While Judge Filer’s communication may be laboured, his attitude is energetic.

“I enjoy being in the company of colleagues and friends whom I respect and who regard me in terms of what I can do, not what I cannot do,” he told the Clarke Foundation.

Despite the increasing physical disability, Judge Filer continues to serve with the Ontario Court system. He said his illness led to some deep soul searching.

“I admit there was a time when I used to wake up each morning wondering what else I else I was going to be unable to do,” he said. “But through my wife’s infinite patience, guidance and wisdom, I began to focus on those abilities I still retained rather than mourn those I had lost. In fact, I spend a lot of time counting my blessings.”

Judge Filer’s efforts to overcome disability have inspred not only his wife and four children, but an entire community struggling with the question of euthanasia.

Eighteen months after he was first diagnosed with ALS, Judge Filer’s condition deteriorated to the point where both his lungs collapsed. Doctor’s recommended against the use of a respirator, arguing that his quality of life would be poor and that measure to keep the judge alive would place extreme burdens on his wife and the rest of the family.
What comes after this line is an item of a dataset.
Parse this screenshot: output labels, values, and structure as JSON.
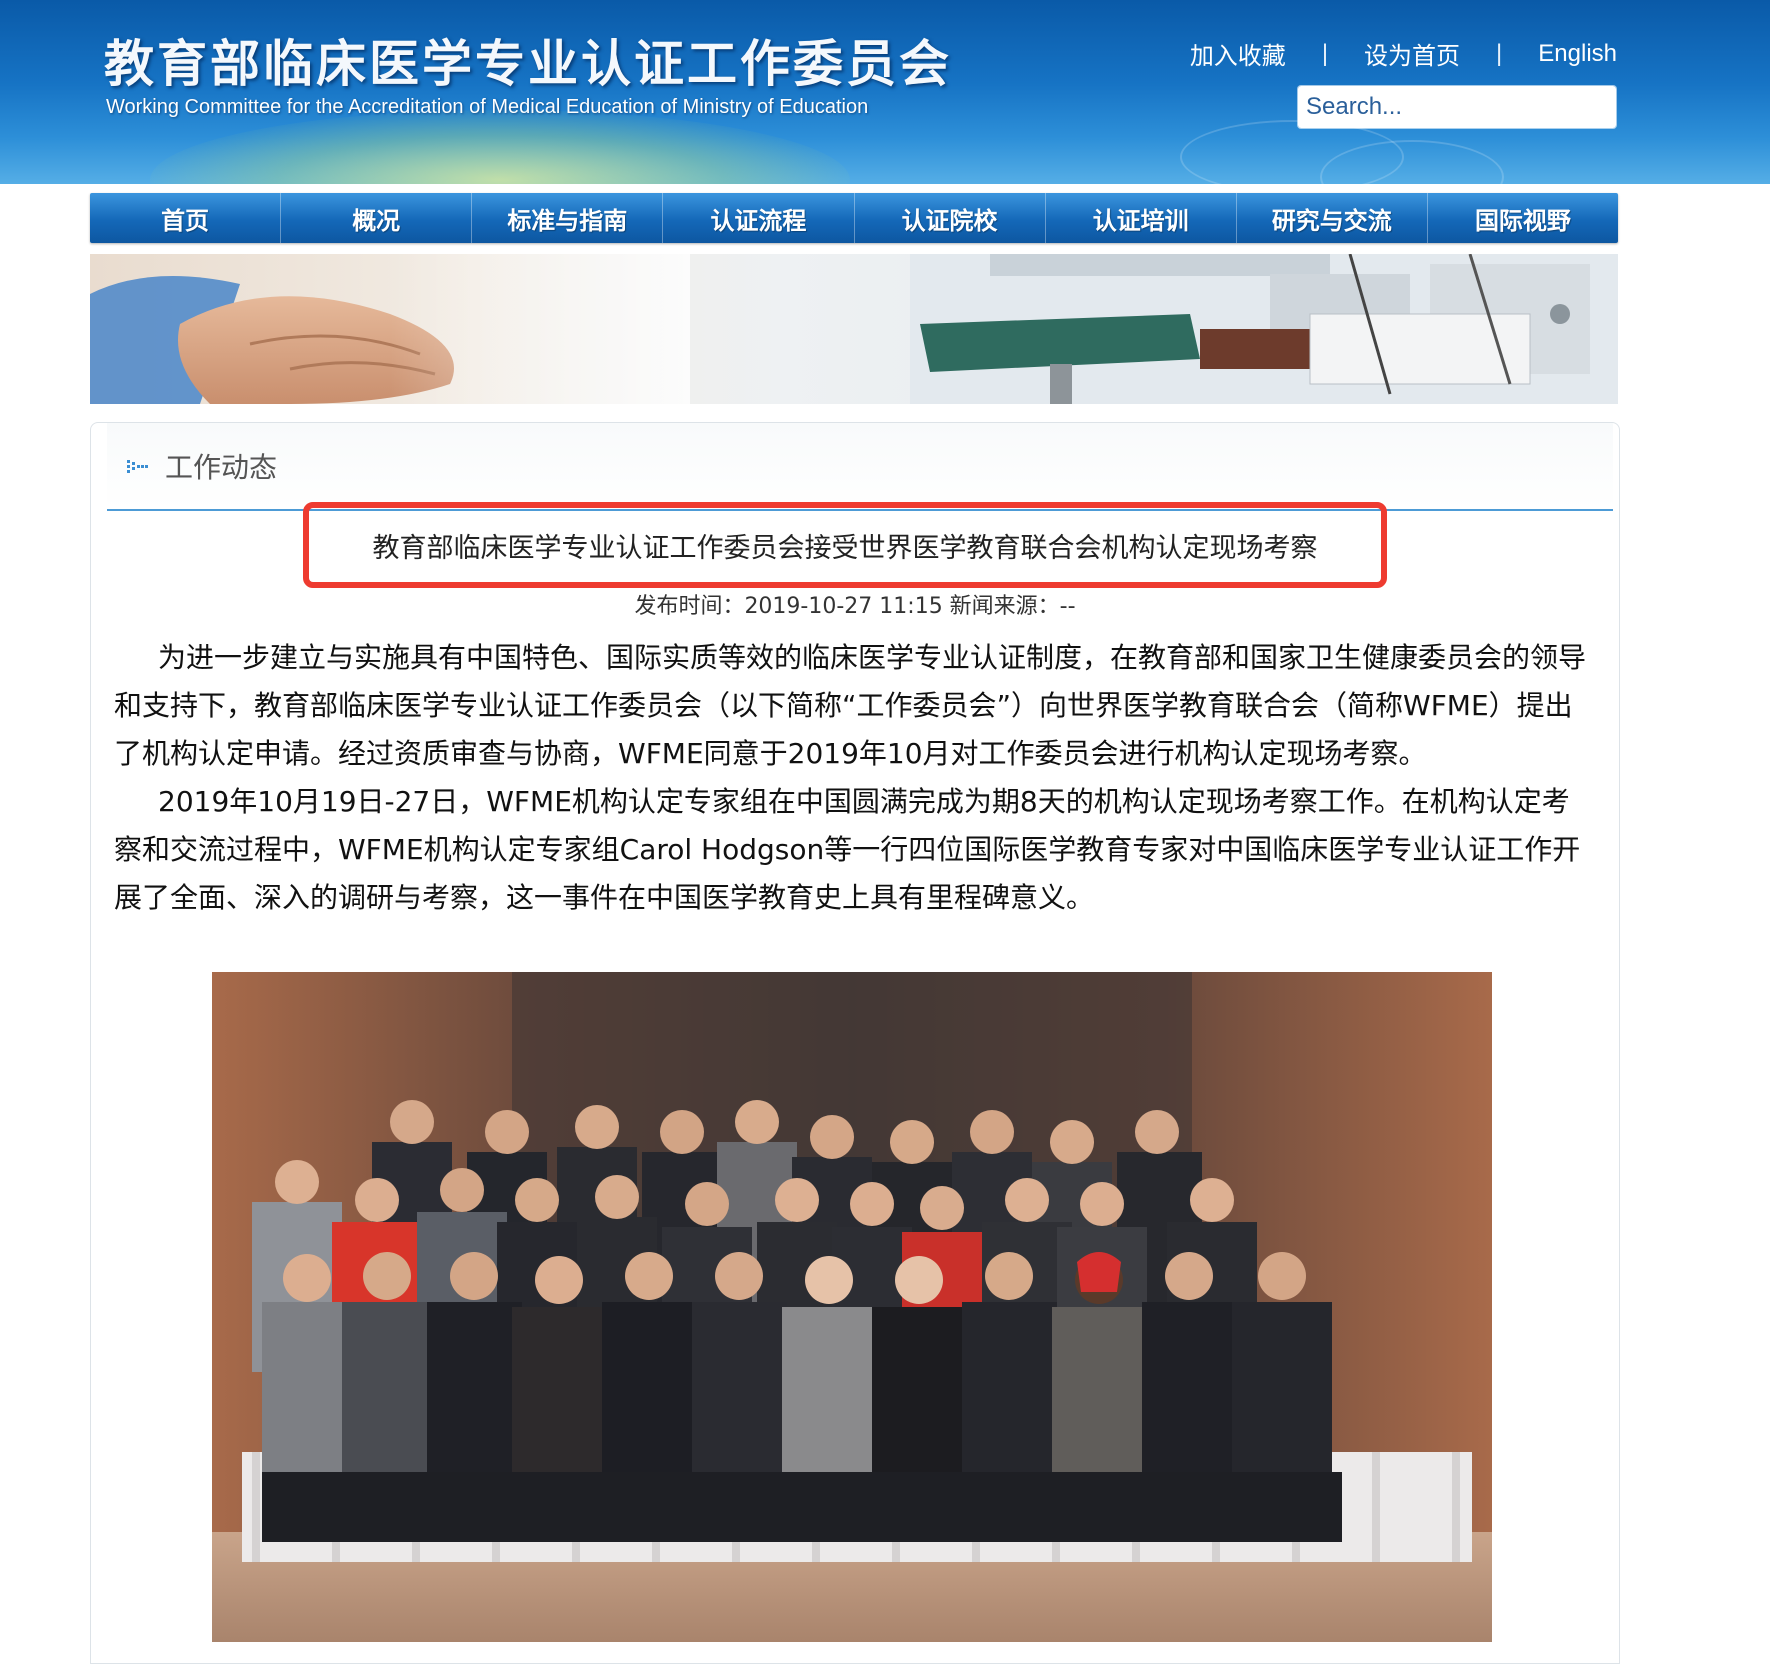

Filer’s wife, Toni Silberman, decided to stand her ground, insisting that doctors surgically connect the respirator. That was over six years ago, and today, Judge Filer continues to work full-time in the Ontario court. In addition, he remains active in support of human rights, civil liberties and Jewish community issues.

In a courageous stand against some who would attempt to define quality of life for others, Judge Filer and his family continue to add new dignity to the entire debate.

Judge Filer’s attitude toward his disability can be seen as a combination of perseverance and hope. Above all, he believes the disabled and their families are the best ones to determine what quality of life means.